Com a ascensão da energia renovável e da eletrificação da economia global, o lítio se tornou um dos recursos mais estratégicos do planeta. Essencial para a fabricação de baterias de veículos elétricos, dispositivos eletrônicos e sistemas de armazenamento de energia, esse metal é o novo epicentro da corrida global por matérias-primas. E no coração dessa disputa está a América Latina, que abriga cerca de 60% das reservas mundiais de lítio, concentradas no Triângulo do Lítio, formado por Bolívia, Argentina e Chile.

A explosão na demanda por lítio despertou o interesse de gigantes industriais e potências econômicas. Empresas dos Estados Unidos, União Europeia e China competem agressivamente por concessões de exploração, enquanto governos latino-americanos enfrentam o dilema entre abrir suas reservas ao capital estrangeiro ou nacionalizar a extração para garantir maior controle sobre seus próprios recursos.
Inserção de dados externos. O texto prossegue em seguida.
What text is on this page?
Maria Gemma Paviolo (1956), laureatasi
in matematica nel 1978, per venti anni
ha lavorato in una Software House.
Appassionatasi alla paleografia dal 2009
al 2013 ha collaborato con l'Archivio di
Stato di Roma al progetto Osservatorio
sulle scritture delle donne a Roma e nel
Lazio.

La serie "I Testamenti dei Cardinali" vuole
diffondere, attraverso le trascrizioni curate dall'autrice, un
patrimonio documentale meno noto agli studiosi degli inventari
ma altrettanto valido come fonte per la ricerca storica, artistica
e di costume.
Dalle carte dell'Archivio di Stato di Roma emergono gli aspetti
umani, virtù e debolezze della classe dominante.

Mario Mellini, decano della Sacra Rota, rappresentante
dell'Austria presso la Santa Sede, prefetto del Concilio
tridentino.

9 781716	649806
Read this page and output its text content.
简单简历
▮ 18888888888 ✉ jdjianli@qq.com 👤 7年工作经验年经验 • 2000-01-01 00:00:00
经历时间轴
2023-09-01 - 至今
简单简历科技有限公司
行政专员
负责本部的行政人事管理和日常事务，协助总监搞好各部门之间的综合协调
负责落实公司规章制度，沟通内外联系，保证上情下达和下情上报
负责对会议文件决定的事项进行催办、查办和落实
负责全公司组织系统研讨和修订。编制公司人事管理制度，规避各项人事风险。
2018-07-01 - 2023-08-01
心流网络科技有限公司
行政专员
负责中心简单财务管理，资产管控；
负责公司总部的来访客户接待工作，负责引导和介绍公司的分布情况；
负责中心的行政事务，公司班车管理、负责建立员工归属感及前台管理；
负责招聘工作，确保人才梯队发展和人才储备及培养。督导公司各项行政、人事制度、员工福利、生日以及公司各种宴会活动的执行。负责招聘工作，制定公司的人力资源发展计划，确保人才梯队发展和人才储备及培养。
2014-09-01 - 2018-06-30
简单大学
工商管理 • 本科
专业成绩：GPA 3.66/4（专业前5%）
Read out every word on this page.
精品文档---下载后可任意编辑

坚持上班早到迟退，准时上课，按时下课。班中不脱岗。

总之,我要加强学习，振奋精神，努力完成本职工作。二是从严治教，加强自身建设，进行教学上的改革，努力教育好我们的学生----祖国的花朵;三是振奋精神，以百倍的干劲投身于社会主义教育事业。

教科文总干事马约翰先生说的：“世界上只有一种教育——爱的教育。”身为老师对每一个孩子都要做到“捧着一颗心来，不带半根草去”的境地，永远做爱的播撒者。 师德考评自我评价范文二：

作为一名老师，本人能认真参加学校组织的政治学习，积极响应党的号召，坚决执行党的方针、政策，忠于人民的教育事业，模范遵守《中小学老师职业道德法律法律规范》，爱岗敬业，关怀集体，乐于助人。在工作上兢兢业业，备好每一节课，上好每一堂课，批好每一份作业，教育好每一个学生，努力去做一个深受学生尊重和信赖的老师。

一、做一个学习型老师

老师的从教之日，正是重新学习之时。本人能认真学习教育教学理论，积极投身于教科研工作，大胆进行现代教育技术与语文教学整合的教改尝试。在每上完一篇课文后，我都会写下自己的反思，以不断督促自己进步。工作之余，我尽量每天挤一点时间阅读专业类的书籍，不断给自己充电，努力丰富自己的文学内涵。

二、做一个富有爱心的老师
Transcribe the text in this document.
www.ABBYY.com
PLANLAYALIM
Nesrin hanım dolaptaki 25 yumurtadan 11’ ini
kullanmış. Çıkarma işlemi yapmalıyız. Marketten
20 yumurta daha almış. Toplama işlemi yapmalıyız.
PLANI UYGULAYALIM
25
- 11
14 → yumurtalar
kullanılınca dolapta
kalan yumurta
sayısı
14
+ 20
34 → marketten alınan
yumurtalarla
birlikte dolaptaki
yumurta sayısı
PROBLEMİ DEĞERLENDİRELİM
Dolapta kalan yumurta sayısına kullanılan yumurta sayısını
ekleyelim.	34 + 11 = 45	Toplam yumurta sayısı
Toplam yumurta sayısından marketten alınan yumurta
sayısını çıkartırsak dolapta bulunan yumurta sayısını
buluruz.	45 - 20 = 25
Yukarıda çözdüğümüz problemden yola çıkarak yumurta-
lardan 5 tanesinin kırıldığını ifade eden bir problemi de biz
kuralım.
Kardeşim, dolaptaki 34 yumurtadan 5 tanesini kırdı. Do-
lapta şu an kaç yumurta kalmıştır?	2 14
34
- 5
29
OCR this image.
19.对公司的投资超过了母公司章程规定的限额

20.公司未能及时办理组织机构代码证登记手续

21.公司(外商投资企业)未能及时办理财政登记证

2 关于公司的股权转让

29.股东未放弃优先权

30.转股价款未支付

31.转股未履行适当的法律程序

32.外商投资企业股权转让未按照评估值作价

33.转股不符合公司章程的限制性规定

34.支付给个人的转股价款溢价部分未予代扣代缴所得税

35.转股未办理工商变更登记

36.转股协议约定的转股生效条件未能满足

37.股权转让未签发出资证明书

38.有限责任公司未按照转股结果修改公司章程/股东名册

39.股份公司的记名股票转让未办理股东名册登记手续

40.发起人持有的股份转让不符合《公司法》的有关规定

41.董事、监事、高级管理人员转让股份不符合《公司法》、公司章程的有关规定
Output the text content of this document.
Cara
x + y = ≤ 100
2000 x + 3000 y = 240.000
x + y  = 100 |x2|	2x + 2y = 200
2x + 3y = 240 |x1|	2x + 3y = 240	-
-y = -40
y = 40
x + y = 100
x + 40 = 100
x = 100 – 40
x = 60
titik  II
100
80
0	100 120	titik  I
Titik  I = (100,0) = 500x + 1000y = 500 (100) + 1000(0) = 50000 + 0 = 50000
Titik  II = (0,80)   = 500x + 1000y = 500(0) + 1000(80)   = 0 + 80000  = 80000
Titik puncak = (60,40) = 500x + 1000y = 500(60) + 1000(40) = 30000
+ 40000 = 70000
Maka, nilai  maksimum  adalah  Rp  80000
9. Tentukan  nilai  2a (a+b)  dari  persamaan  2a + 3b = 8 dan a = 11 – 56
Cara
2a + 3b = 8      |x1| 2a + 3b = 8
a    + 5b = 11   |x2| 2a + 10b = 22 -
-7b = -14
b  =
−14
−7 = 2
O desafio central deste comitê será definir um modelo econômico sustentável para a exploração do lítio, sem repetir os erros históricos da dependência de commodities e da exploração desenfreada de recursos naturais.

A questão ambiental também está no centro do debate. A extração de lítio exige enormes quantidades de água, colocando em risco ecossistemas frágeis e comunidades indígenas que dependem dessas terras há séculos. O equilíbrio entre crescimento econômico e preservação ambiental será um dos grandes dilemas a serem enfrentados neste comitê. Até que ponto a América Latina pode lucrar com o lítio sem comprometer seu patrimônio natural?

Os delegados do Banco Mundial terão que lidar com diversas frentes de negociação. Será necessário discutir políticas de governança para a extração sustentável, mecanismos de investimento para agregar valor às cadeias produtivas locais, e estratégias para evitar que o lítio se torne apenas mais um recurso explorado por potências estrangeiras, sem gerar benefícios duradouros para os países produtores.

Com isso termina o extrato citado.